They don’t sting, and they don’t bite. They don’t suck blood. They won’t make you itch. And your garden is safe.

But miniature exoskeleto­ns might be attached to your house. You might see flickers of red-and-black buzz by. Over the weekend, you might’ve heard a monotonous droning begin.

They are cicadas, part of the Great Southern Brood XIX that re-emerges every 13 years.

Some maps showing their arrival only in north Georgia but the cicadas are emerging in central Georgia as well.

Temperatur­es are at the critical point said Georgia College & State University expert Bruce Snyder, an associate professor of biological and environmen­tal sciences.

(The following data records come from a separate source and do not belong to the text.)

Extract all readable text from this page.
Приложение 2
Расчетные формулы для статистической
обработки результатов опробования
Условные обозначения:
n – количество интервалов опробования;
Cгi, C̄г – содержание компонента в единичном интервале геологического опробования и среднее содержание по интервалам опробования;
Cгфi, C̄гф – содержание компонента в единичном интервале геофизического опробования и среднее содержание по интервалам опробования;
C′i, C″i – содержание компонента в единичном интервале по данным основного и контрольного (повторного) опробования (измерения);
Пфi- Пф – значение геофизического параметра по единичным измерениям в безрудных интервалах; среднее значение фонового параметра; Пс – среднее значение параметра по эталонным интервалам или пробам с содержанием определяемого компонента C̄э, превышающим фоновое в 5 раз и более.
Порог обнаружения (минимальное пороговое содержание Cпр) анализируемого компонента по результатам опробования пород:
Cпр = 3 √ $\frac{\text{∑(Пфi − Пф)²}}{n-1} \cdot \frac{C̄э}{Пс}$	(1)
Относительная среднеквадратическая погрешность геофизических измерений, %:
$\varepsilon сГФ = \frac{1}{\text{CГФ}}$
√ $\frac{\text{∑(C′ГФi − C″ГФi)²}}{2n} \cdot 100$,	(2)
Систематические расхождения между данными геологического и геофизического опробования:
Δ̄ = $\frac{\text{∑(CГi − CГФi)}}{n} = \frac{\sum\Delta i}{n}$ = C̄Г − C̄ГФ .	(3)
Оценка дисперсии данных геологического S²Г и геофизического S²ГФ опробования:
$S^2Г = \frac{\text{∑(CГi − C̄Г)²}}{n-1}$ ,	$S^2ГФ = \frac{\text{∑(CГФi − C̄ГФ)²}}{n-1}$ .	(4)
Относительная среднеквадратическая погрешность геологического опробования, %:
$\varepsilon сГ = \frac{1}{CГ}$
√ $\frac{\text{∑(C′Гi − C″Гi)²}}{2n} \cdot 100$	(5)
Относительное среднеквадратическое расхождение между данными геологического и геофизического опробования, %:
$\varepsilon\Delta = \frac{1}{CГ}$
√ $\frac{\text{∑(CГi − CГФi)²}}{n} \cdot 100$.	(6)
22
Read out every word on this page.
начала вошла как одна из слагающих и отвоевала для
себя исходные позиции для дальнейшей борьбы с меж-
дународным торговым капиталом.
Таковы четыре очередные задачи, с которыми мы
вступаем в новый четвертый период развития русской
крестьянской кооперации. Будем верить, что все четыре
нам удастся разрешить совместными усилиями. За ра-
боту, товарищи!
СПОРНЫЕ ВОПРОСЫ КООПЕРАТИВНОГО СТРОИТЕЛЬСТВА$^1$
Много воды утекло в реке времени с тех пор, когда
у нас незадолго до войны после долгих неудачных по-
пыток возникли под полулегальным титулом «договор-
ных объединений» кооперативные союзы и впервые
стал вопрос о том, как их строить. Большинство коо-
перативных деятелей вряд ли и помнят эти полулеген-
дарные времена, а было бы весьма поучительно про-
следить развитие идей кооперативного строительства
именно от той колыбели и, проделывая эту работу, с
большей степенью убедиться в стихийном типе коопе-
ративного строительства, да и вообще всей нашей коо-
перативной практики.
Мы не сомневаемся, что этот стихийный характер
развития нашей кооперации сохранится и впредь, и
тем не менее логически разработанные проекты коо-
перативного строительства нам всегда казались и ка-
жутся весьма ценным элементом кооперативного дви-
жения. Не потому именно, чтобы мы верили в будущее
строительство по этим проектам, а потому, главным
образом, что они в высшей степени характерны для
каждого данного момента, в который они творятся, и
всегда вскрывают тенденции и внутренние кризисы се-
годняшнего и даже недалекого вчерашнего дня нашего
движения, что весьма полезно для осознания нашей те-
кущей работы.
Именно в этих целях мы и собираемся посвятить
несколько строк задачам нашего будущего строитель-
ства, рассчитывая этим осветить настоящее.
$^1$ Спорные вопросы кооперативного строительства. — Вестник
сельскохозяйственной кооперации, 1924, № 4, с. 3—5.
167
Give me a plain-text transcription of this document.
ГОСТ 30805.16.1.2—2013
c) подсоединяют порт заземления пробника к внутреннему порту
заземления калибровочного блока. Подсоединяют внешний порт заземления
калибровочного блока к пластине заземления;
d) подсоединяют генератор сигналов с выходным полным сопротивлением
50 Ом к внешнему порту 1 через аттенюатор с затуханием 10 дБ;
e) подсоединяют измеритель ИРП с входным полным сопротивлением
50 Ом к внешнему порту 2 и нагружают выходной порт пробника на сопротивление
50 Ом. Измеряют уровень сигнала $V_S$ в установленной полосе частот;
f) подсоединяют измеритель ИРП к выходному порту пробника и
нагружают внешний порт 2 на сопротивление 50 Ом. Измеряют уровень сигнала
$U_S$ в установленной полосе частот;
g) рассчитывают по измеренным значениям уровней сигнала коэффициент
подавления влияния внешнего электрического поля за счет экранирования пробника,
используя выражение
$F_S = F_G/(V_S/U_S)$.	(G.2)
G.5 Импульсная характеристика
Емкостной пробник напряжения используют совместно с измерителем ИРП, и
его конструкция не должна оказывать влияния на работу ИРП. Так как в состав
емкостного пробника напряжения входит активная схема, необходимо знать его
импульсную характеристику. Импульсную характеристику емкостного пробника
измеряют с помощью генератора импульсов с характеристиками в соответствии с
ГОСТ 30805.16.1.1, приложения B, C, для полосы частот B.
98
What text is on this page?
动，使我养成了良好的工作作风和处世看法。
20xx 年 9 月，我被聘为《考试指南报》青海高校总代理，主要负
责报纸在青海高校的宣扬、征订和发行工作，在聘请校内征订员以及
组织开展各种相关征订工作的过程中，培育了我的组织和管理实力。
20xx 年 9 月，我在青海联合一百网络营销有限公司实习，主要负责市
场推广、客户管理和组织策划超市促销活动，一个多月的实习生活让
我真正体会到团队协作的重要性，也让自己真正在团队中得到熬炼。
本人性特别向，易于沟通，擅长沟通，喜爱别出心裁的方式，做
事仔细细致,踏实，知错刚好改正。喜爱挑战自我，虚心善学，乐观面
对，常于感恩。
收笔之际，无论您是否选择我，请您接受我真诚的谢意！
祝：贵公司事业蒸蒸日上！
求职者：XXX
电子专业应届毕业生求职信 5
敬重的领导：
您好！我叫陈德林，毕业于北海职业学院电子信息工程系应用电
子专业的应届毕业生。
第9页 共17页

Cicadas stay beneath the ground as wingless nymphs, but they aren’t hibernatin­g. They feed off sap in tree roots and tunnel about. When the year is right, they start burrowing up, waiting inside a hole near the surface of the ground for just the right temperatur­e, a process Snyder called “staging.” When soil 8 inches deep reaches 64 degrees, they come out.

They’ll be around for about a month.

The Great Southern Brood is thought to be the largest geographic­ally of all periodical cicadas — seen in Maryland along the coast to Georgia and in parts of the Midwest. For the first time since Thomas Jefferson was the U.S. President in 1803, the arrival of the 13-year Southern Brood coincides with the appearance of the 17-year Northern Illinois Brood XIII.

This happens only every 221 years.

“It’s a pretty rare opportunit­y,” Snyder said. “To have one happen where you’re living is a good opportunit­y to learn. It’s something people shouldn’t miss.”

A few “stragglers” come early, Snyder said, but most crawl out around the same time. They shed their exoskeleto­ns and noisily look for mates. They don’t eat much. They just group together in trees in a loud chorus for one big reproducti­ve party.

They’re clumsy flyers, Snyder said. So a couple are bound to smack into you. Or your windshield. You may crunch them underfoot. And your ears may ring from continuous buzzing.

Don’t confuse them with cicadas that show up every year in mid-summer. Those are brownish green and bigger, about 2 to 3 inches long. And they appear in fewer numbers.

Periodical cicadas are only about 1½ inches long. They come out less frequently, in the spring, but in the tens of millions. Between the Southern and Northern broods this year, a trillion are expected.

But they’re only here a short time. They’ll mate, lay eggs and disappear.

For another 13 years.

Emergence of the Great Southern Brood of cicadas has begun in Georgia and they’ll be around for about

a month.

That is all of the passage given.